When People Get Busy Houseplants Suffer
When parents have full-time jobs, kids, pets, and all the other distractions life can bring it's easy to forget to water house plants or plants out on the porch or anywhere else you have them.
It's easy to forget to water a plant even if you walk by it every day. But what if there was a solution to this problem that required no work once installed?
WMU Students Invent a Self-Watering Planter
Three Western Michigan University engineering students created an award-winning self-watering plant system and they have become a patent away from being able to retire.
The three students created a device that is known as an atmospheric water generator. This is a really slick idea and I'm sure gardeners around the globe are kicking themselves for not thinking of this one. The unit is put into the ground and is set up to takin in moister from the air and then turn it into water making this system self-sufficient. This is an absolutely brilliant idea.
The three WMU students from left to right are Tatenda Zindoga, Anges Nyanamba, and Kate Mih. What started off as a class project soon the students discovered this is a much bigger deal than expected.
When the students realized their project could become a worldwide phenomenon, they needed to put together a marketing, and manufacturing plan.
What started as three separate ideas, soon became one that was named "Selpe." The three students wound up winning first place and earned $3000.

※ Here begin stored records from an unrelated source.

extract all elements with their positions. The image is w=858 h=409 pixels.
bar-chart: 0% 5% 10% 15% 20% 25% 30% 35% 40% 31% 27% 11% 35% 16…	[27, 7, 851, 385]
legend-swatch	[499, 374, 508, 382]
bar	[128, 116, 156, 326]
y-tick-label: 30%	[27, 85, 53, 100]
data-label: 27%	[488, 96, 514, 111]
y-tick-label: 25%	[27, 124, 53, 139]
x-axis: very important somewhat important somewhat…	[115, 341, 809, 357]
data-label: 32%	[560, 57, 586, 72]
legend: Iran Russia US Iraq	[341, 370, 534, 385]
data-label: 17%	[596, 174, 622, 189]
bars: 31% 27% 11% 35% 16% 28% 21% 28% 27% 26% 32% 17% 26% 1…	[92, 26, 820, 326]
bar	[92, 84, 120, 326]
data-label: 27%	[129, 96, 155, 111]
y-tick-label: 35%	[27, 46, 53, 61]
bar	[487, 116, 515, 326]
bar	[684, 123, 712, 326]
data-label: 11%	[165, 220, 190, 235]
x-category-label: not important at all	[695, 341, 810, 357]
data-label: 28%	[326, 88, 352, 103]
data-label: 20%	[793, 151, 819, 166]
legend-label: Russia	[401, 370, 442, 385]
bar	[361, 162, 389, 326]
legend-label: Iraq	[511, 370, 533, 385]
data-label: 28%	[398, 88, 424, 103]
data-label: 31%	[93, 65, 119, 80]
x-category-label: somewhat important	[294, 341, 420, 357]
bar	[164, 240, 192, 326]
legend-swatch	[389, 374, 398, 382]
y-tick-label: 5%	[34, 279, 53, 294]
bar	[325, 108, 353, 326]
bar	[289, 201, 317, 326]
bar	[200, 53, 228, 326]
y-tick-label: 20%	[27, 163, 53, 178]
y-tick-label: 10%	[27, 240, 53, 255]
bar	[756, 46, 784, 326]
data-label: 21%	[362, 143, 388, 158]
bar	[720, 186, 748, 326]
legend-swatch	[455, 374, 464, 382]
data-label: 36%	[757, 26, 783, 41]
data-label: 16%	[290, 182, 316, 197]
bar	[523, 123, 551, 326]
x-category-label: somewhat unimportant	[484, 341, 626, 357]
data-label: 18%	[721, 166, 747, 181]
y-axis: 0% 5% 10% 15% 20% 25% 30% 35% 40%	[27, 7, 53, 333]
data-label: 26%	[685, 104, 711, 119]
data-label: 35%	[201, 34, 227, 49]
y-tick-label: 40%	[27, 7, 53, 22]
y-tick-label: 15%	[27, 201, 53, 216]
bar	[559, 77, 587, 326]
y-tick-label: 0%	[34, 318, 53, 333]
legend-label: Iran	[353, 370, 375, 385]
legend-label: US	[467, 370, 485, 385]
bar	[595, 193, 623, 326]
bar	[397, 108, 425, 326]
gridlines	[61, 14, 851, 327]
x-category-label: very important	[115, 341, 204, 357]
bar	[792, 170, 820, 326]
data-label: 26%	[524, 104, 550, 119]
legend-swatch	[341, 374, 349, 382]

According to WOOD, Tatenda Zindoga originally from Zimbabwe believes this device could help people back home and others around the world. Zindoga said, "I actually do want to push it to actually start something back home in Zimbabwe because we have somewhat of a water crisis because drought seasons are very common, so it could actually help us a lot." The three students are working on the prototype to score their patent to get this product on the market.